Things We Have Learned From The Global Financial Crisis

Lessons From The Global Financial Crisis

First Published: ADawnJournal.com December 6, 2009

The world has once again found itself in a terrible financial meltdown that has gone to affect the whole world and the consequences are only now trying to reach the ends of the planet, with each nation getting to a feel its share of the pain. This has been a long way in coming since the last such crisis which was somewhere just at the end of the Second World War. Even though there a signs of a recovery from a distance, we are yet to get out of the woods and one would say that the developing countries in particular are going to be hardest hit for reasons that they get affected by things that happen in the first world, even when they are mere spectators most of the time.

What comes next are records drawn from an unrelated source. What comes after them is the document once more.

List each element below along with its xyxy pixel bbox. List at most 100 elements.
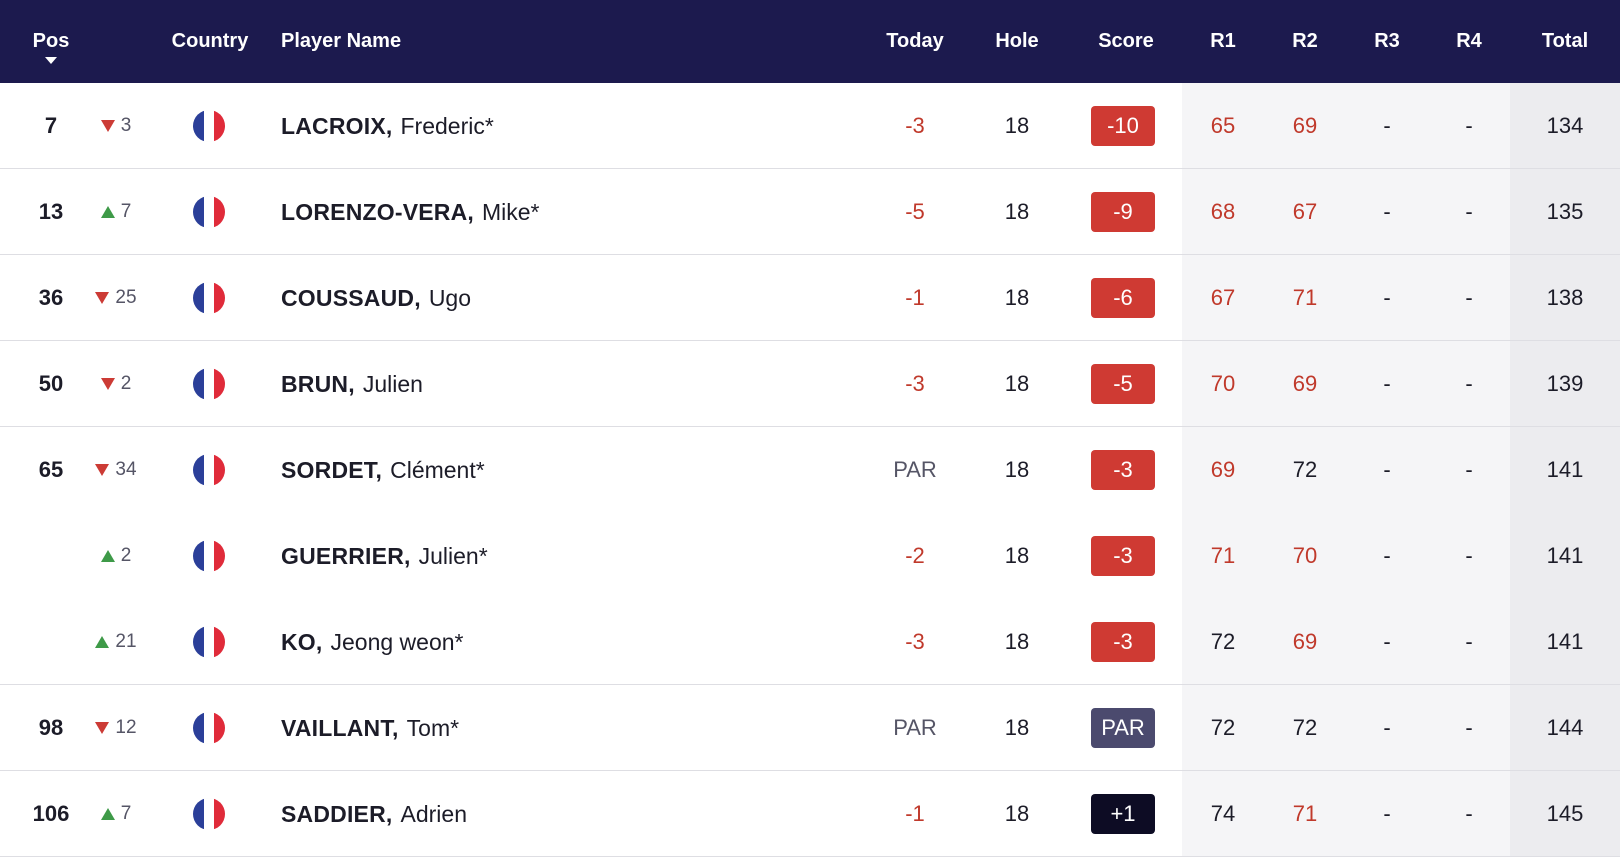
country-flag xyxy=(178,685,240,771)
round-1-score: 70 xyxy=(1210,371,1236,396)
leaderboard-row[interactable]: 13 7 LORENZO-VERA, Mike* -5 18 -9 68 67 … xyxy=(0,169,1620,255)
player-last-name: KO, xyxy=(281,628,323,655)
round-3-score: - xyxy=(1383,113,1391,138)
position-movement: 7 xyxy=(90,771,142,857)
total-score: -9 xyxy=(1090,169,1156,255)
total-strokes: 135 xyxy=(1546,199,1584,224)
arrow-up-icon xyxy=(100,206,115,218)
player-last-name: LACROIX, xyxy=(281,112,393,139)
position-movement: 2 xyxy=(90,513,142,599)
header-player-name[interactable]: Player Name xyxy=(281,30,402,52)
header-total[interactable]: Total xyxy=(1541,30,1589,52)
player-name[interactable]: LORENZO-VERA, Mike* xyxy=(281,169,841,255)
leaderboard-row[interactable]: 21 KO, Jeong weon* -3 18 -3 72 69 - - 14… xyxy=(0,599,1620,685)
today-score: -3 xyxy=(905,113,925,138)
leaderboard-row[interactable]: 106 7 SADDIER, Adrien -1 18 +1 74 71 - -… xyxy=(0,771,1620,857)
round-4-score: - xyxy=(1465,715,1473,740)
player-last-name: LORENZO-VERA, xyxy=(281,198,474,225)
france-flag-icon xyxy=(193,368,225,400)
hole-number: 18 xyxy=(1004,543,1030,568)
position: 13 xyxy=(38,199,64,224)
leaderboard-row[interactable]: 50 2 BRUN, Julien -3 18 -5 70 69 - - 139 xyxy=(0,341,1620,427)
round-3-score: - xyxy=(1383,285,1391,310)
position xyxy=(22,599,80,685)
header-score[interactable]: Score xyxy=(1098,30,1154,52)
header-r2[interactable]: R2 xyxy=(1292,30,1318,52)
score-badge: -3 xyxy=(1091,450,1155,490)
score-badge: -6 xyxy=(1091,278,1155,318)
today-score: -2 xyxy=(905,543,925,568)
hole-number: 18 xyxy=(1004,715,1030,740)
player-first-name: Frederic* xyxy=(400,112,494,139)
hole-number: 18 xyxy=(1004,285,1030,310)
header-r3[interactable]: R3 xyxy=(1374,30,1400,52)
france-flag-icon xyxy=(193,454,225,486)
total-column-background xyxy=(1510,83,1620,857)
player-name[interactable]: KO, Jeong weon* xyxy=(281,599,841,685)
round-4-score: - xyxy=(1465,801,1473,826)
round-4-score: - xyxy=(1465,285,1473,310)
player-name[interactable]: LACROIX, Frederic* xyxy=(281,83,841,169)
round-2-score: 67 xyxy=(1292,199,1318,224)
round-4-score: - xyxy=(1465,457,1473,482)
round-2-score: 72 xyxy=(1292,715,1318,740)
player-last-name: SADDIER, xyxy=(281,800,393,827)
score-badge: -5 xyxy=(1091,364,1155,404)
header-r4[interactable]: R4 xyxy=(1456,30,1482,52)
round-1-score: 72 xyxy=(1210,629,1236,654)
header-r1[interactable]: R1 xyxy=(1210,30,1236,52)
leaderboard-row[interactable]: 2 GUERRIER, Julien* -2 18 -3 71 70 - - 1… xyxy=(0,513,1620,599)
movement-value: 12 xyxy=(115,717,137,738)
player-first-name: Mike* xyxy=(482,198,540,225)
round-1-score: 71 xyxy=(1210,543,1236,568)
movement-value: 3 xyxy=(120,115,132,136)
total-strokes: 145 xyxy=(1546,801,1584,826)
position xyxy=(22,513,80,599)
score-badge: -3 xyxy=(1091,622,1155,662)
france-flag-icon xyxy=(193,196,225,228)
player-name[interactable]: SORDET, Clément* xyxy=(281,427,841,513)
leaderboard-rows: 7 3 LACROIX, Frederic* -3 18 -10 65 69 -… xyxy=(0,83,1620,857)
total-strokes: 141 xyxy=(1546,543,1584,568)
movement-value: 2 xyxy=(120,545,132,566)
round-1-score: 74 xyxy=(1210,801,1236,826)
position-movement: 12 xyxy=(90,685,142,771)
leaderboard-row[interactable]: 65 34 SORDET, Clément* PAR 18 -3 69 72 -… xyxy=(0,427,1620,513)
movement-value: 7 xyxy=(120,803,132,824)
player-last-name: VAILLANT, xyxy=(281,714,399,741)
total-score: -6 xyxy=(1090,255,1156,341)
player-name[interactable]: SADDIER, Adrien xyxy=(281,771,841,857)
round-4-score: - xyxy=(1465,199,1473,224)
round-3-score: - xyxy=(1383,801,1391,826)
player-name[interactable]: COUSSAUD, Ugo xyxy=(281,255,841,341)
player-name[interactable]: BRUN, Julien xyxy=(281,341,841,427)
hole-number: 18 xyxy=(1004,113,1030,138)
player-first-name: Jeong weon* xyxy=(330,628,464,655)
player-first-name: Tom* xyxy=(406,714,460,741)
hole-number: 18 xyxy=(1004,199,1030,224)
header-hole[interactable]: Hole xyxy=(995,30,1039,52)
arrow-up-icon xyxy=(100,550,115,562)
round-4-score: - xyxy=(1465,629,1473,654)
country-flag xyxy=(178,169,240,255)
round-2-score: 69 xyxy=(1292,371,1318,396)
leaderboard-row[interactable]: 98 12 VAILLANT, Tom* PAR 18 PAR 72 72 - … xyxy=(0,685,1620,771)
sort-by-position-button[interactable]: Pos xyxy=(22,30,80,64)
round-1-score: 68 xyxy=(1210,199,1236,224)
leaderboard-row[interactable]: 36 25 COUSSAUD, Ugo -1 18 -6 67 71 - - 1… xyxy=(0,255,1620,341)
total-score: -10 xyxy=(1090,83,1156,169)
total-score: PAR xyxy=(1090,685,1156,771)
player-name[interactable]: GUERRIER, Julien* xyxy=(281,513,841,599)
player-name[interactable]: VAILLANT, Tom* xyxy=(281,685,841,771)
today-score: -5 xyxy=(905,199,925,224)
round-3-score: - xyxy=(1383,199,1391,224)
arrow-up-icon xyxy=(95,636,110,648)
position: 98 xyxy=(38,715,64,740)
header-country[interactable]: Country xyxy=(171,30,249,52)
france-flag-icon xyxy=(193,540,225,572)
score-badge: PAR xyxy=(1091,708,1155,748)
france-flag-icon xyxy=(193,798,225,830)
leaderboard-row[interactable]: 7 3 LACROIX, Frederic* -3 18 -10 65 69 -… xyxy=(0,83,1620,169)
header-today[interactable]: Today xyxy=(886,30,944,52)
position: 50 xyxy=(38,371,64,396)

A good many people have this feeling that the current crisis was directly caused by the poor macroeconomic policies of the United States which must have led to the decline of local saving rates because of an extremely lenient money policy. This it is noted resulted in a housing boom in the US and most of the developed world and because of poor lending standards, the downfall was not too much for anyone to predict and so obviously in a little while the credit crunch was upon the Americans. It did not take long before the ramifications got to be felt in the rest of the world for the simple reason that the world is now so interconnected financially and otherwise.

It may appear that we have reached a point in time when supervision and proper regulation needs to be considered extremely carefully if we are to get out of the current crisis, leave alone avoiding a similar one any time in the future. In many countries we saw the rise of a shadow financial system for long time, which included mutual funds in the money market, private equity and hedge funds. The challenge was the use of this short term measures to fun long term investments which may not have been the wisest thing to do in a generation that is so informed like ours.

Banks will also need to get back to their standard and regulated practices, because the trend they got into of trying to compete with the smaller financial institutions which have no regulations whatsoever was a great contributor to the plague of unplanned lending worldwide. This automatically led to the over leveraging of the world’s financial system in the US in particular but also the rest of the world in varying degrees. In a little while confidence went under and it brought an abrupt stop to funding which led to the systematic collapse of structures as we know them.

We are going to need to work out fresh new forms of financial management which are going to encompass not only local financial challenges but those that will have to look at the big picture of the global financial market. The new forms of financial engineering will need to be those that are going to look at credit risk in a completely new way which is a basic requirement in any healthy financial market.